Miscellaneous: Other potential extensions include: prior sensitivity analysis (predicting which prior choices most affect the posterior), automated model debugging (proposing fixes for models that produce divergences or low effective sample size), calibrated uncertainty over model proposals, measurement error detection, and testing transfer across scientific domains.
What the SPFN Learns
Across all these formulations, the SPFN is learning a mapping between data distributions and explicit probabilistic assumptions. This is knowledge that statisticians accumulate through years of experience but rarely write down as transferable rules. The Stan corpus encodes this knowledge implicitly, in code.
Training extracts it into a form that can be queried, composed, and applied to novel problems.
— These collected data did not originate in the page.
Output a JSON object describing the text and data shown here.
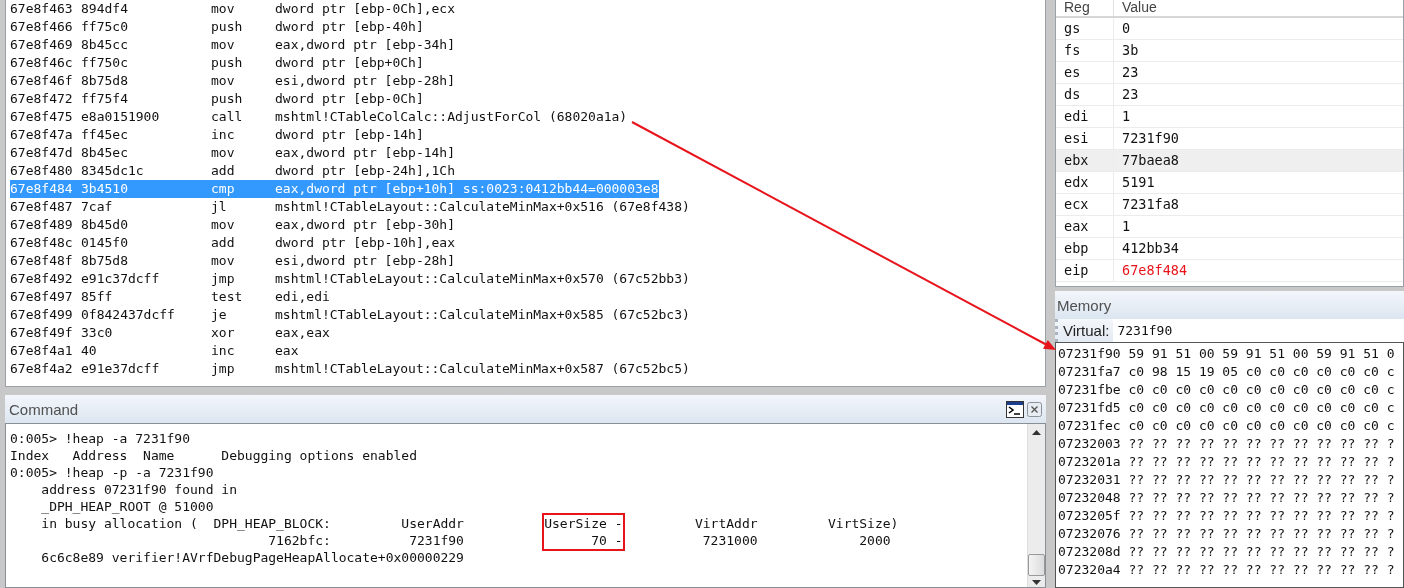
{
  "disassembly": {
    "rows": [
      {
        "address": "67e8f463",
        "bytes": "894df4",
        "mnemonic": "mov",
        "operands": "dword ptr [ebp-0Ch],ecx",
        "selected": false
      },
      {
        "address": "67e8f466",
        "bytes": "ff75c0",
        "mnemonic": "push",
        "operands": "dword ptr [ebp-40h]",
        "selected": false
      },
      {
        "address": "67e8f469",
        "bytes": "8b45cc",
        "mnemonic": "mov",
        "operands": "eax,dword ptr [ebp-34h]",
        "selected": false
      },
      {
        "address": "67e8f46c",
        "bytes": "ff750c",
        "mnemonic": "push",
        "operands": "dword ptr [ebp+0Ch]",
        "selected": false
      },
      {
        "address": "67e8f46f",
        "bytes": "8b75d8",
        "mnemonic": "mov",
        "operands": "esi,dword ptr [ebp-28h]",
        "selected": false
      },
      {
        "address": "67e8f472",
        "bytes": "ff75f4",
        "mnemonic": "push",
        "operands": "dword ptr [ebp-0Ch]",
        "selected": false
      },
      {
        "address": "67e8f475",
        "bytes": "e8a0151900",
        "mnemonic": "call",
        "operands": "mshtml!CTableColCalc::AdjustForCol (68020a1a)",
        "selected": false
      },
      {
        "address": "67e8f47a",
        "bytes": "ff45ec",
        "mnemonic": "inc",
        "operands": "dword ptr [ebp-14h]",
        "selected": false
      },
      {
        "address": "67e8f47d",
        "bytes": "8b45ec",
        "mnemonic": "mov",
        "operands": "eax,dword ptr [ebp-14h]",
        "selected": false
      },
      {
        "address": "67e8f480",
        "bytes": "8345dc1c",
        "mnemonic": "add",
        "operands": "dword ptr [ebp-24h],1Ch",
        "selected": false
      },
      {
        "address": "67e8f484",
        "bytes": "3b4510",
        "mnemonic": "cmp",
        "operands": "eax,dword ptr [ebp+10h] ss:0023:0412bb44=000003e8",
        "selected": true
      },
      {
        "address": "67e8f487",
        "bytes": "7caf",
        "mnemonic": "jl",
        "operands": "mshtml!CTableLayout::CalculateMinMax+0x516 (67e8f438)",
        "selected": false
      },
      {
        "address": "67e8f489",
        "bytes": "8b45d0",
        "mnemonic": "mov",
        "operands": "eax,dword ptr [ebp-30h]",
        "selected": false
      },
      {
        "address": "67e8f48c",
        "bytes": "0145f0",
        "mnemonic": "add",
        "operands": "dword ptr [ebp-10h],eax",
        "selected": false
      },
      {
        "address": "67e8f48f",
        "bytes": "8b75d8",
        "mnemonic": "mov",
        "operands": "esi,dword ptr [ebp-28h]",
        "selected": false
      },
      {
        "address": "67e8f492",
        "bytes": "e91c37dcff",
        "mnemonic": "jmp",
        "operands": "mshtml!CTableLayout::CalculateMinMax+0x570 (67c52bb3)",
        "selected": false
      },
      {
        "address": "67e8f497",
        "bytes": "85ff",
        "mnemonic": "test",
        "operands": "edi,edi",
        "selected": false
      },
      {
        "address": "67e8f499",
        "bytes": "0f842437dcff",
        "mnemonic": "je",
        "operands": "mshtml!CTableLayout::CalculateMinMax+0x585 (67c52bc3)",
        "selected": false
      },
      {
        "address": "67e8f49f",
        "bytes": "33c0",
        "mnemonic": "xor",
        "operands": "eax,eax",
        "selected": false
      },
      {
        "address": "67e8f4a1",
        "bytes": "40",
        "mnemonic": "inc",
        "operands": "eax",
        "selected": false
      },
      {
        "address": "67e8f4a2",
        "bytes": "e91e37dcff",
        "mnemonic": "jmp",
        "operands": "mshtml!CTableLayout::CalculateMinMax+0x587 (67c52bc5)",
        "selected": false
      }
    ]
  },
  "command": {
    "title": "Command",
    "lines": [
      "0:005> !heap -a 7231f90",
      "Index   Address  Name      Debugging options enabled",
      "0:005> !heap -p -a 7231f90",
      "    address 07231f90 found in",
      "    _DPH_HEAP_ROOT @ 51000"
    ],
    "allocation_table": {
      "rows": [
        {
          "prefix": "    in busy allocation (  DPH_HEAP_BLOCK:         UserAddr",
          "highlighted": "UserSize -",
          "suffix": "VirtAddr         VirtSize)"
        },
        {
          "prefix": "                                 7162bfc:          7231f90",
          "highlighted": "      70 -",
          "suffix": " 7231000             2000"
        }
      ]
    },
    "trailing_lines": [
      "    6c6c8e89 verifier!AVrfDebugPageHeapAllocate+0x00000229"
    ]
  },
  "registers": {
    "columns": [
      "Reg",
      "Value"
    ],
    "rows": [
      {
        "name": "gs",
        "value": "0",
        "selected": false,
        "changed": false
      },
      {
        "name": "fs",
        "value": "3b",
        "selected": false,
        "changed": false
      },
      {
        "name": "es",
        "value": "23",
        "selected": false,
        "changed": false
      },
      {
        "name": "ds",
        "value": "23",
        "selected": false,
        "changed": false
      },
      {
        "name": "edi",
        "value": "1",
        "selected": false,
        "changed": false
      },
      {
        "name": "esi",
        "value": "7231f90",
        "selected": false,
        "changed": false
      },
      {
        "name": "ebx",
        "value": "77baea8",
        "selected": true,
        "changed": false
      },
      {
        "name": "edx",
        "value": "5191",
        "selected": false,
        "changed": false
      },
      {
        "name": "ecx",
        "value": "7231fa8",
        "selected": false,
        "changed": false
      },
      {
        "name": "eax",
        "value": "1",
        "selected": false,
        "changed": false
      },
      {
        "name": "ebp",
        "value": "412bb34",
        "selected": false,
        "changed": false
      },
      {
        "name": "eip",
        "value": "67e8f484",
        "selected": false,
        "changed": true
      }
    ]
  },
  "memory": {
    "title": "Memory",
    "address_label": "Virtual:",
    "address_value": "7231f90",
    "rows": [
      {
        "address": "07231f90",
        "bytes": "59 91 51 00 59 91 51 00 59 91 51 0"
      },
      {
        "address": "07231fa7",
        "bytes": "c0 98 15 19 05 c0 c0 c0 c0 c0 c0 c"
      },
      {
        "address": "07231fbe",
        "bytes": "c0 c0 c0 c0 c0 c0 c0 c0 c0 c0 c0 c"
      },
      {
        "address": "07231fd5",
        "bytes": "c0 c0 c0 c0 c0 c0 c0 c0 c0 c0 c0 c"
      },
      {
        "address": "07231fec",
        "bytes": "c0 c0 c0 c0 c0 c0 c0 c0 c0 c0 c0 c"
      },
      {
        "address": "07232003",
        "bytes": "?? ?? ?? ?? ?? ?? ?? ?? ?? ?? ?? ?"
      },
      {
        "address": "0723201a",
        "bytes": "?? ?? ?? ?? ?? ?? ?? ?? ?? ?? ?? ?"
      },
      {
        "address": "07232031",
        "bytes": "?? ?? ?? ?? ?? ?? ?? ?? ?? ?? ?? ?"
      },
      {
        "address": "07232048",
        "bytes": "?? ?? ?? ?? ?? ?? ?? ?? ?? ?? ?? ?"
      },
      {
        "address": "0723205f",
        "bytes": "?? ?? ?? ?? ?? ?? ?? ?? ?? ?? ?? ?"
      },
      {
        "address": "07232076",
        "bytes": "?? ?? ?? ?? ?? ?? ?? ?? ?? ?? ?? ?"
      },
      {
        "address": "0723208d",
        "bytes": "?? ?? ?? ?? ?? ?? ?? ?? ?? ?? ?? ?"
      },
      {
        "address": "072320a4",
        "bytes": "?? ?? ?? ?? ?? ?? ?? ?? ?? ?? ?? ?"
      }
    ]
  }
}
The self-play extensions push toward understanding not just what the models say but how they behave—their computational properties, their failure modes, their distinguishability from alternatives.
The underlying bet is that “understanding probabilistic programs” is a capability that emerges from sufficient structured exposure, the way code execution prediction seems to emerge from training on code.
Stan provides a clean domain for testing this hypothesis: the programs are interpretable, the forward simulation is cheap, the evaluation criteria are well-defined, and composition gives you an effectively infinite training corpus from a finite set of human-written components.
Formally
But if a SPFN is itself a prior, and then we run it on data to get a ‘posterior’ in the form of a Stan model, what is that posterior exactly? I think formally it might go something like this:
Treat the corpus of Stan programs (plus augmentations) as an empirical meta-prior over model structures, M ~ P(M). Synthetic training datasets are draws D ~ p(D|M) from each program’s prior predictive distribution, i.e. marginalizing over the program’s internal parameters θ. Equivalently, the density/mass of D under this prior predictive is the marginal likelihood (model evidence) p(D|M) = ∫ p(D|θ,M) p(θ|M) dθ, the quantity used in Bayesian model comparison. Training on (D, M) pairs drawn from this joint distribution teaches the SPFN to approximate q(M|D) ∝ p(D|M) P(M).
The emitted Stan code is a prior only internally (it defines p(θ|M) for downstream inference); as an object, it is a symbolic posterior summary of model structure conditioned on D. With stochastic decoding, multiple completions act as draws from q(M|D), yielding a discrete approximation to the model posterior. The meta-prior P(M) is implicit and empirical—“models humans actually write, plus augmentations”—no more privileged than any Bayesian prior encoding background knowledge.